The landscape changed dramatically in just that section of the Baja, from mountains dotted with shrubs and cactus plants to lush, green meadows and pine forests.
Todd Clement, a managing partner of Wide Open Baja and an experienced Baja race driver, served as our guide and leader. He instructed us on such details as the distance to keep between cars and which gear to keep the cars in, and he alerted us to upcoming obstacles.
The roads contained many hazards. Most of stretches were dusty and rocky, so although the vehicles´ top speed was 70 mph, we drove most of the way at 40 mph, if not slower. We also had to be careful not to miss the only trail markers along the Baja: pieces of yellow tape, printed with the word "caution," were tied to trees and shrubs.
We could never tell just what was around the bend when the path suddenly curved or led through some boulders.
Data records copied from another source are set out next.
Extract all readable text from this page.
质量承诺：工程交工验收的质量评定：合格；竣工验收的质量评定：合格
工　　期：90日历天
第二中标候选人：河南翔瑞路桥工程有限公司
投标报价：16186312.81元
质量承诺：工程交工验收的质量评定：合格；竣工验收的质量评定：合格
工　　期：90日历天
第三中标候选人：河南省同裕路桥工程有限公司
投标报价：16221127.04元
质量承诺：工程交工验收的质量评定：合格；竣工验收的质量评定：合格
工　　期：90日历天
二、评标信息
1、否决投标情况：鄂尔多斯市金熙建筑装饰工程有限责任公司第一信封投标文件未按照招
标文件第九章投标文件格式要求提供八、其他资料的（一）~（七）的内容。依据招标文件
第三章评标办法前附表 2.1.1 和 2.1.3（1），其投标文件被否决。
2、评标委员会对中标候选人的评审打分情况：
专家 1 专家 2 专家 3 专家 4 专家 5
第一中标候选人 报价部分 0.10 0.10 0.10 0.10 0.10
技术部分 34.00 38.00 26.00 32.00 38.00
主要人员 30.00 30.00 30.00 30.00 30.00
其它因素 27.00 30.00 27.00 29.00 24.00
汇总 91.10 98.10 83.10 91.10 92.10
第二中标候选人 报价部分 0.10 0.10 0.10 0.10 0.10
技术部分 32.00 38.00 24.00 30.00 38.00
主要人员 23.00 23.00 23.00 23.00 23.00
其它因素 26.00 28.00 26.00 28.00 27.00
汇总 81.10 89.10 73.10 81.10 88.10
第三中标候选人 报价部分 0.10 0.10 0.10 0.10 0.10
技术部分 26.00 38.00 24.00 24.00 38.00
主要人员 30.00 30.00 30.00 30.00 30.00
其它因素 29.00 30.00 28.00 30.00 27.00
Many times we passed cattle, horses and even some locals in cars or on bikes.
Avoiding those hazards yet staying on the path is what makes the Baja so thrilling and a bit dangerous. At one point, my car finished crawling up a steep, rocky incline only to see one of the other buggies suddenly in front of us on the other side. Fortunately, the buggie was able to brake quickly and avoid a collision.
In another spot, our vehicle crossed an area where water had eroded groove-like steps in the path. We hit that stretch of road just a tad too fast, causing a bucking bronco effect as our rear bumper rose higher than the front over each step.
Through all the sharp rocks, clefts and water holes we traversed in eight hours, only one vehicle in our group experienced a flat tire. A backup maintenance buggie followed our convoy and was on hand immediately to change the flat so that we weren´t delayed too long.
This is what driving along the Baja is like. It´s no cruise through the countryside.
I´ve covered several new-tire demonstrations put on by the tire makers, and I´ve never returned from one of these junkets as bruised and sore as I was from the Baja. But it was worth it.
One of the participants summed up the ride best after a stretch of road that had us all bouncing in our seats nonstop: "If it was easy, it wouldn´t be Baja."